The building blocks for the strongest channel partnerships

How can resellers, MSPs, distributors and vendors build strong relationshipsA question of trust

Building trust is key to developing successful partnerships – across all areas of your business. Trust provides the foundation for the relationship, and can be built in many ways, such as through credibility, customer references, assured data protection, ISO compliance, responsive employees with positive attitudes, or commitment to ethical practices.  When trust is established, it leads to greater openness, loyalty, collaboration and, ultimately, opportunities.

And whilst your own organisation is working hard to establish trust, your prospective partner also needs to demonstrate the same attributes to warrant your investment in time, resources, and energy.

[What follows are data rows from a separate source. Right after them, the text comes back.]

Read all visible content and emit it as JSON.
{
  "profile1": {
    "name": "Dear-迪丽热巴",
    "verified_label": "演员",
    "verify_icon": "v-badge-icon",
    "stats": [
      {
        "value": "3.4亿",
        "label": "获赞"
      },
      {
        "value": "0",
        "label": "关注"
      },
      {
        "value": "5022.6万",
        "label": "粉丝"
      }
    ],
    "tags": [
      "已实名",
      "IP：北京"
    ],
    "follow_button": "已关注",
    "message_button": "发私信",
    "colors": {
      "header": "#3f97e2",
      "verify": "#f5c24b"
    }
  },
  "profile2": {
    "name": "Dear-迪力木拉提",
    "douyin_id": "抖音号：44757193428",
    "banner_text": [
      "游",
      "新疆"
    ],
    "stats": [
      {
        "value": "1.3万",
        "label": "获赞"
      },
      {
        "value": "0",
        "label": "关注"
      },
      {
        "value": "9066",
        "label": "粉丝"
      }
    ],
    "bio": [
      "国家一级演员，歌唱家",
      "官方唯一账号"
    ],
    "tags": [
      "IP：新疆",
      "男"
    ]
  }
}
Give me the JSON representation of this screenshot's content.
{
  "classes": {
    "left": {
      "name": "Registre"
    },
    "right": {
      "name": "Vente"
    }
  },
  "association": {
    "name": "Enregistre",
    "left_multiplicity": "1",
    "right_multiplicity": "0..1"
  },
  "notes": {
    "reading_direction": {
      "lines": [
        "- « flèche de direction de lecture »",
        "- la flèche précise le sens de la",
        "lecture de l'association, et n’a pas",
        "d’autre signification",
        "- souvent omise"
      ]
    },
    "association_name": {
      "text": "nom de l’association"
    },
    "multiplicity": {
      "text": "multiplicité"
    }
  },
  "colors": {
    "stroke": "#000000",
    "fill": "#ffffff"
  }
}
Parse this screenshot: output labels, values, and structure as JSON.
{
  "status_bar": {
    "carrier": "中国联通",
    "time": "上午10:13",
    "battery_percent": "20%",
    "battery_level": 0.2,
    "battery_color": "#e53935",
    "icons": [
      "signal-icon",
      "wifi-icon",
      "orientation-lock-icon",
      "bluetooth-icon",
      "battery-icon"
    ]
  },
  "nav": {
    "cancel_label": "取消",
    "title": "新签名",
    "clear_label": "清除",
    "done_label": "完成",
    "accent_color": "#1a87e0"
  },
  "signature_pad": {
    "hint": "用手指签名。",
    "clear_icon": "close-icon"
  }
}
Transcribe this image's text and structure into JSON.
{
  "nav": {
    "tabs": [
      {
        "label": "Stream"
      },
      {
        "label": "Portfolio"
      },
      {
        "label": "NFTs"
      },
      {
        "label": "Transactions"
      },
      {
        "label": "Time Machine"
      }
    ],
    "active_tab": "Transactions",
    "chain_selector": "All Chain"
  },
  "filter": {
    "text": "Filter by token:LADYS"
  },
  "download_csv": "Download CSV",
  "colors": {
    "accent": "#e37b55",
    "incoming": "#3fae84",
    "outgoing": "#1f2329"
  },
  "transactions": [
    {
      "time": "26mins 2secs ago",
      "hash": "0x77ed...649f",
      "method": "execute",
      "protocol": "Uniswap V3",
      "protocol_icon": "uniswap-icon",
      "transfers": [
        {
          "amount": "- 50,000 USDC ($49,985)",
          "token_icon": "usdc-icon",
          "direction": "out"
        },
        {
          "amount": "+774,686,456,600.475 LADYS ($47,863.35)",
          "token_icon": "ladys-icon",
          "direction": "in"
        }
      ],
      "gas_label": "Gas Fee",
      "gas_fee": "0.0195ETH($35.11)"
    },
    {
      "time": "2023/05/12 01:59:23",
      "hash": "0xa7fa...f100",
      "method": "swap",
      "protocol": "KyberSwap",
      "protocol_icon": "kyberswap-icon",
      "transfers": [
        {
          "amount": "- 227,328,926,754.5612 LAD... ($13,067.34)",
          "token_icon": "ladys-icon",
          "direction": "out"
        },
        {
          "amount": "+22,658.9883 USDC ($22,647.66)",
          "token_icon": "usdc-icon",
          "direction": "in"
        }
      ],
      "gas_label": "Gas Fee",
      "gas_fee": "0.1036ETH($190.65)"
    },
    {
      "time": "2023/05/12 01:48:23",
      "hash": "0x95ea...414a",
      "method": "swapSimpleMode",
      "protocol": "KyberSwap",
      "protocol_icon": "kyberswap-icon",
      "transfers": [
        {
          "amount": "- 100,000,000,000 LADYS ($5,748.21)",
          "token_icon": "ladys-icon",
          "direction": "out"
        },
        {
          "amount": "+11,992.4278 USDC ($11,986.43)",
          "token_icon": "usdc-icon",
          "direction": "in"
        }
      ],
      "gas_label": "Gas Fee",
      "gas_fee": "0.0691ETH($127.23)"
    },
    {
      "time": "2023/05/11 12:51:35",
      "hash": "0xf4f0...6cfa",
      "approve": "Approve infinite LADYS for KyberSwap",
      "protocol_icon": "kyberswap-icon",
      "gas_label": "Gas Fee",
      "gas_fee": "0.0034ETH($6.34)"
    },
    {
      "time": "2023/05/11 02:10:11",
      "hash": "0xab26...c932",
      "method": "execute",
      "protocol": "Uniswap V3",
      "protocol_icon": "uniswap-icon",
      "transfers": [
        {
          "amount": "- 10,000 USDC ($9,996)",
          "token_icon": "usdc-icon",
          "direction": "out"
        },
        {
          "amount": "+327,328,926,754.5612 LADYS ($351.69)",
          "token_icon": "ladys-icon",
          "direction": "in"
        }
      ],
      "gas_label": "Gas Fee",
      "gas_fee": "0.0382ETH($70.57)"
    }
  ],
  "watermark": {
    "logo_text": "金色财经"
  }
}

When working with larger partners, it is important to develop multi-tier relationships across the organisation with a regular touch-points in communication.  Having peer-to-peer relationships across every layer and across every department helps to make the relationship long-lasting. Then if someone leaves you can quickly develop new connections and get the relationship back on track.  Any gap in people knowledge makes the relationship difficult to maintain so it is imperative to mitigate this.

Building strong relationships isn’t easy

Managing leavers and starters is a key challenge in maintaining strong partnerships.  You need to stay on top of key contacts to sustain and develop peer-to-peer relationships across an organisation.

However, you can only develop strong relationships if you have a good reason to talk on a regular basis. If the meeting’s participants are not aligned in terms of objectives and expectations, the meetings will become ineffectual and it will become challenging to keep abreast of organisational and people changes.

Everyone in your organisation needs to be mindful that your partners are an extension of your sales function. So regardless of whether someone has a role in support or accounts, they need to be commercially minded and aware of the importance of your partnerships. Every conversation and action contributes to building, sustaining and energising the relationship.

Does a short-term relationship look different to a long term partnership?

We follow a tried and tested process to ensure that we deliver the very best experience to partners at every stage of the relationship. The first 90 days of all new relationships are important both in terms of expectation setting and practical activities, such as training, support, and the provision of resources.

Once we move beyond the first 90 days, the relationship shifts to a business-as-usual format when specialists across the business, from account managers to the finance team, jointly take on responsibility for building and nurturing the relationship. At this early stage, developing the peer-to-peer relationships plays an important role.

It easy to overlook the importance of the business-as-usual stage, but it is arguably, more important as the time during the initial engagement. We all know it costs much more to find a new relationship than to nurture a current one.

As the partner becomes more familiar with your services, their needs are likely to change and expand, and deviate from other partners’ requirements by becoming more specific to their own needs, which may require further training and customisation of documents. This is a good time to become more strategic and find ways to further develop the relationship, so it is important to continually review and evolve the relationship in line with both your own business objectives and theirs.

Success predictors

Synergy is important. The strongest partnerships are when you have a common outlook and objectives. If you can speak openly and set expectations with transparency from the outset, you know you are on to a winner.

There also needs to be equality in the relationship. For example, if one partner is pushing hard to reduce prices, it can result in the other being less invested in the relationship due to the relationship having less value. This could however be as a result of the value not being explained and support to understand the proposition not provided. Both sides must consider each other’s goals and respect them. It cannot be that one side takes everything.  Like all relationships, there must be give and take.

If you can start the relationship in the right place, with the right commercial agreement, you are likely to do well. Be clear on what you are looking for and stick to what you need without being too rigid. Leave enough room for flexibility to do favours, promotions or additional discounts which benefit both sides of the relationship.

And whilst you may be eager to win the business, being too willing to compromise is not a good place to the start.  This can lead to being continually squeezed, trying to claw back margin. The answer is to focus on the value of your services rather than price. The balance between value versus price is delicate, but it is important that business goals are aligned and customers’ needs are fulfilled, whilst consideration and trust fortify the relationship.